Kriston Capps explains the significance of Inga Saffron’s recent selection as a Pulitzer Prize laureate for criticism, which moves the Philadelphia Inquirer architecture critic into select company: “This significance for the field of architecture criticism at large shouldn't be lost, either. Saffron is the first architecture critic to win the award since 1999, when Blair Kamin took it for the Chicago Tribune. Saffron is only the sixth architecture critic to receive the Pulitzer Prize for criticism since it was introduced in 1970, when Ada Louise Huxtable won the award for more or less inventing the field of architecture criticism for The New York Times.”
Not only are architecture critics rarely celebrated by the Pulitzer committee, they are also rare, period. U.S. newspapers currently employ only 13 full-time architecture critics. But rather than lamenting the dearth of critics, Capps makes an important distinction: “While newspapers today employ fewer critics than they have in the past, there is almost certainly more architectural criticism written today than at any point in journalism's history.”

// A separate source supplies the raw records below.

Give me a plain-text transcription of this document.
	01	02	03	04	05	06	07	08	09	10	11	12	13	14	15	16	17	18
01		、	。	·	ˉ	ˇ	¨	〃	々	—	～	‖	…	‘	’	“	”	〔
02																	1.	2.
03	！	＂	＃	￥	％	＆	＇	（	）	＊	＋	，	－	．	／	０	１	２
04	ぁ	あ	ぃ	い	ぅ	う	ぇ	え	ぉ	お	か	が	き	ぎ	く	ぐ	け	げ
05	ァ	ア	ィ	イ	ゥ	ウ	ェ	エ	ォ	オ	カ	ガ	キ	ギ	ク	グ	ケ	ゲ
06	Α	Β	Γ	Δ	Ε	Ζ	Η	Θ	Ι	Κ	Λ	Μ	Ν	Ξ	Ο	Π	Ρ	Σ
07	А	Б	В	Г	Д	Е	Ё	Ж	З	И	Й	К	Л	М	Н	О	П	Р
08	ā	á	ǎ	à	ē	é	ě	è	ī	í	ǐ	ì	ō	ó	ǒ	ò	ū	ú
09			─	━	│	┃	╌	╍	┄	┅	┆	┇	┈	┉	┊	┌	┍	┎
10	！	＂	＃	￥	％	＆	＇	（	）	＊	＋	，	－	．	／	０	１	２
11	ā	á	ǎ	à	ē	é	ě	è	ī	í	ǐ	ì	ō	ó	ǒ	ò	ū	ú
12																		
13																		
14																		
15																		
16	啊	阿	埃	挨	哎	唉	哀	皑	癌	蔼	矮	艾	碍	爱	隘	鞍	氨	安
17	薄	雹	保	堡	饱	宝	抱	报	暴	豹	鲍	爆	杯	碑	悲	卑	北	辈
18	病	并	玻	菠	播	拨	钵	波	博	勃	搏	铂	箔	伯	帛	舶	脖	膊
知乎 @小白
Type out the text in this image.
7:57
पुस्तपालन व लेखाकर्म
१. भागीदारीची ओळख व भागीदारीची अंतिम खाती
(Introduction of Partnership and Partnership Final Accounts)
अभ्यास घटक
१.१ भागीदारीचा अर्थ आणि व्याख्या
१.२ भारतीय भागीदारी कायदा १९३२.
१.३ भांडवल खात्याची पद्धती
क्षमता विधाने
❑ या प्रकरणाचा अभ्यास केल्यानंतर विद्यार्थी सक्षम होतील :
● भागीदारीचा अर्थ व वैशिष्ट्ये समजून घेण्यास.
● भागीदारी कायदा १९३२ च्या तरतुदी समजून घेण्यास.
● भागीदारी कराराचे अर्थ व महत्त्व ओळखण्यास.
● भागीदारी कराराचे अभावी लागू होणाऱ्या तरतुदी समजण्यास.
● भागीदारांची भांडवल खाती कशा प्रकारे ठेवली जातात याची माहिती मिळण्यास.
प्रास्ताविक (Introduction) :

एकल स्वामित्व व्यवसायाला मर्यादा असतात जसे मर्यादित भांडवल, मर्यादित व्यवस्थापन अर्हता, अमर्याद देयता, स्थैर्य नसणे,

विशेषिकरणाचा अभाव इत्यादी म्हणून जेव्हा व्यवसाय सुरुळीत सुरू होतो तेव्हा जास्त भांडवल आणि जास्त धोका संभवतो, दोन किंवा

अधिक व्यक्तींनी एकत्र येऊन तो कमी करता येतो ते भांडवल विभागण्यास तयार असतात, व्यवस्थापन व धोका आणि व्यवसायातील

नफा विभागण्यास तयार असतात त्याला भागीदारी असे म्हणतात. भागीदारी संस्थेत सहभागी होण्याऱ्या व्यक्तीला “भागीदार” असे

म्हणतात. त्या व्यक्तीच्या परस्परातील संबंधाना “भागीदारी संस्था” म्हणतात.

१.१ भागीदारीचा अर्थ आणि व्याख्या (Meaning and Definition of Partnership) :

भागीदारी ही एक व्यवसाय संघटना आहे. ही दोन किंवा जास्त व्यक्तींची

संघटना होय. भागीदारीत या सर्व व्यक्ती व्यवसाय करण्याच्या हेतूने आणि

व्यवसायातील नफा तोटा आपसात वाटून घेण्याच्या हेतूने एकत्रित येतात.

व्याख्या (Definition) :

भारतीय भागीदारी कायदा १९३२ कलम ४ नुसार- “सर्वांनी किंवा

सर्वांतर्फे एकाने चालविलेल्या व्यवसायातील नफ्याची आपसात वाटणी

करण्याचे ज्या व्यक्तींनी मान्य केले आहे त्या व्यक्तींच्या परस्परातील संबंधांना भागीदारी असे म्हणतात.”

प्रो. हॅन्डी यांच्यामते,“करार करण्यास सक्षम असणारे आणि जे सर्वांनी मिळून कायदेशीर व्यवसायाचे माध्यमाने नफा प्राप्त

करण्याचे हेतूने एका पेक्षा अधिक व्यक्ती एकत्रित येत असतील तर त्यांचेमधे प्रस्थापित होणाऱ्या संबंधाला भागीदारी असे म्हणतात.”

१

A final, noteworthy point from the article: “In one sense, prizes like the Pulitzer appear to belong to a legacy media that is vanishing rapidly. But that doesn't mean that it's any less important as an inspiration for the next generation of writers. (And readers. And architects, too.) If Saffron's work matters—and plainly it does—then it will continue to shape the dialog about architecture even as the format of that conversation changes.”